- Born: 1940 Sopore
- Died: 4 October 2017
- Education: Government College for Women, Banasthali Vidyapith
- Occupation: Teacher

= Atiqa Bano =

Atiqa Bano (Behan Ji) (1940 – 4 October 2017) was an Indian educationist and activist for the artistic and cultural heritage of Kashmir. She established and curated the Meeras Mahal, a private museum of history and art at Highland Colony, Sopore in Baramulla Kashmir.

==Biography==
Atiqa Bano was born in 1940 in Sopore in the Kashmir North district of the princely state of Jammu and Kashmir in British India. Her father, Molvi Mohammad Yasin Masoodi, was a freedom fighter. He died when she was a few months old, and she was brought up by her mother.

Bano obtained an undergraduate degree from the Women's College, Srinagar, followed by two master's degrees in economics and in Urdu. She then attended Banasthali Vidyapeeth in Rajasthan for a postgraduate degree in education.

Atiqa Bano died of cancer on 4 October 2017 in Sopore, aged 77.

==Career==
===Education===
Atiqa Bano started her career in 1958 as a teacher. She became a schools inspector seven years later. In 1977 she was made Chief Education Officer. In 1994, she became a joint director of school education for the state of Jammu and Kashmir. She retired as the state director of Libraries and Research in 1999.

===Welfare===
In the 1970s, Bano established the Majlis-un-Nisa, an organisation for women's welfare, helping them to achieve financial independence. Part of this was a centre that trained women in sewing skills, which was set up in building she owned that would later also house her museum of Kashmiri heritage. The organisation also instructed Women in Calligraphy and the teaching of the Qur'an.

===Museum===
Part of Bano's career as schools inspector entailed travel across the state. Encountering the diversity of material culture in Kashmir, she thought of establishing a Museum. After retirement, she began then to collect historical and cultural artefacts, especially traditional ware and old manuscripts. Initially she housed them in a derelict hostel building that was part of a college of education that her family owned. In 2001, she set up the Meeras Mahal, a heritage museum.

As the collection grew, she shifted it to a building in Highland Colony, Sopore.

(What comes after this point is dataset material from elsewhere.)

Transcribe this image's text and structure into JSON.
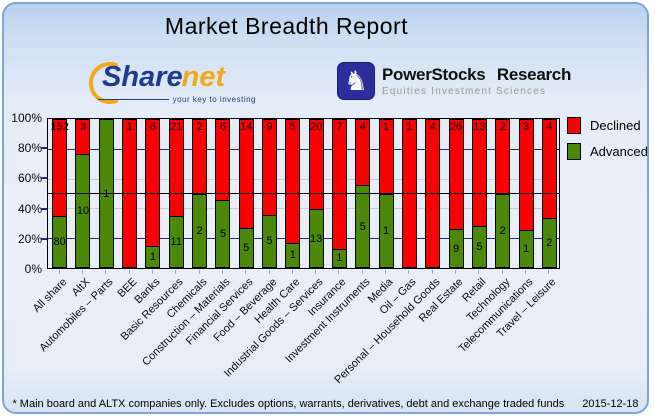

By now, it consisted of handwritten Qur'ans, Persian, Arabic and Sanskrit manuscripts, historical coins, an entire history of the evolution of the Kashmiri pheran (wedding trousseaus from both the Muslim and the Pandit communities), pottery, and artefacts related to the weaving of Pashmina textile.

In contrast to the Shri Pratap Singh Museum in Srinagar, which concentrated on the royal history and elite art of Kashmir, the Meeras Mahal deals with the material culture of ordinary people. As the museum has received little support from the state, it remains privately maintained.